Microsoft Corp.'s Chairman and CEO Bill Gates announced the Verid Technology Corp. application as the world's best custom manufacturing application in the 1999 Windows World Open (WWO) at the Spring COMDEX trade show in Chicago. The application was chosen as the winner in the manufacturing category out of several hundred entries overall. The award was presented to Eiji Yoshida of Kobe Steel Ltd., Verid's customer for which the application was developed. Gates announced the winners after his keynote address at COMDEX.

The winning application was a Human-Machine Interface (HMI) and distributed control system for a semiconductor wafer processing cluster tool.

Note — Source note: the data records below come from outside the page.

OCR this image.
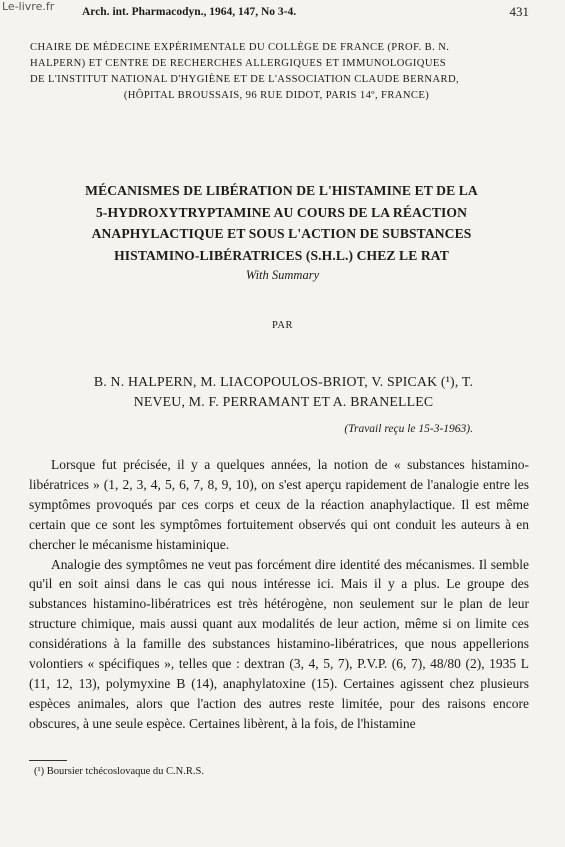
Le-livre.fr Arch. int. Pharmacodyn., 1964, 147, No 3-4.	431
CHAIRE DE MÉDECINE EXPÉRIMENTALE DU COLLÈGE DE FRANCE (PROF. B. N.
HALPERN) ET CENTRE DE RECHERCHES ALLERGIQUES ET IMMUNOLOGIQUES
DE L'INSTITUT NATIONAL D'HYGIÈNE ET DE L'ASSOCIATION CLAUDE BERNARD,
(HÔPITAL BROUSSAIS, 96 RUE DIDOT, PARIS 14º, FRANCE)
MÉCANISMES DE LIBÉRATION DE L'HISTAMINE ET DE LA
5-HYDROXYTRYPTAMINE AU COURS DE LA RÉACTION
ANAPHYLACTIQUE ET SOUS L'ACTION DE SUBSTANCES
HISTAMINO-LIBÉRATRICES (S.H.L.) CHEZ LE RAT
With Summary
PAR
B. N. HALPERN, M. LIACOPOULOS-BRIOT, V. SPICAK (¹), T.
NEVEU, M. F. PERRAMANT ET A. BRANELLEC
(Travail reçu le 15-3-1963).

Lorsque fut précisée, il y a quelques années, la notion de « substances histamino-libératrices » (1, 2, 3, 4, 5, 6, 7, 8, 9, 10), on s'est aperçu rapidement de l'analogie entre les symptômes provoqués par ces corps et ceux de la réaction anaphylactique. Il est même certain que ce sont les symptômes fortuitement observés qui ont conduit les auteurs à en chercher le mécanisme histaminique.

Analogie des symptômes ne veut pas forcément dire identité des mécanismes. Il semble qu'il en soit ainsi dans le cas qui nous intéresse ici. Mais il y a plus. Le groupe des substances histamino-libératrices est très hétérogène, non seulement sur le plan de leur structure chimique, mais aussi quant aux modalités de leur action, même si on limite ces considérations à la famille des substances histamino-libératrices, que nous appellerions volontiers « spécifiques », telles que : dextran (3, 4, 5, 7), P.V.P. (6, 7), 48/80 (2), 1935 L (11, 12, 13), polymyxine B (14), anaphylatoxine (15). Certaines agissent chez plusieurs espèces animales, alors que l'action des autres reste limitée, pour des raisons encore obscures, à une seule espèce. Certaines libèrent, à la fois, de l'histamine

(¹) Boursier tchécoslovaque du C.N.R.S.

The tool, considered one of the more complex in the semiconductor equipment market, required an easy-to-use, intuitive user interface along with interactive graphics that controlled the various hardware mechanisms on the tool. Additionally, the tool required a coordinated scheduling system to control two dual-arm atmosphere and vacuum chamber robots.

Verid was chosen by Kobe Steel because of its experience in developing control system software for complex manufacturing machinery. Verid accepted the challenge to develop a fully NT-based solution in which the various semiconductor processing modules and robot controllers each had a dedicated PC while yet another PC acted as the HMI and SECS host interface. The application was designed for a high degree of functionality and flexibility for future enhancements.

The Verid Technology (Maynard, MA) delivers solutions in tool-side control, cell and line controllers, MES implementation and MES integration into enterprise and engineering systems. According to Verid's President and COO, David Femia, his company's MES application experience in the semiconductor market allowed it to design the application not only to meet the customer's functional requirements, but also to monitor and collect the appropriate data for host-side communication.

"The system was developed entirely in Microsoft's Visual Basic, surprising several judges and many visitors to the exhibit," says Jim Covington, manager of research and development for Verid Technology. "Few people believe that Visual Basic alone can achieve real-time interactive graphics and simultaneous distributed processing. We used several innovative techniques to achieve this solution, including our own tag database ActiveX control which we intend to bring to market soon."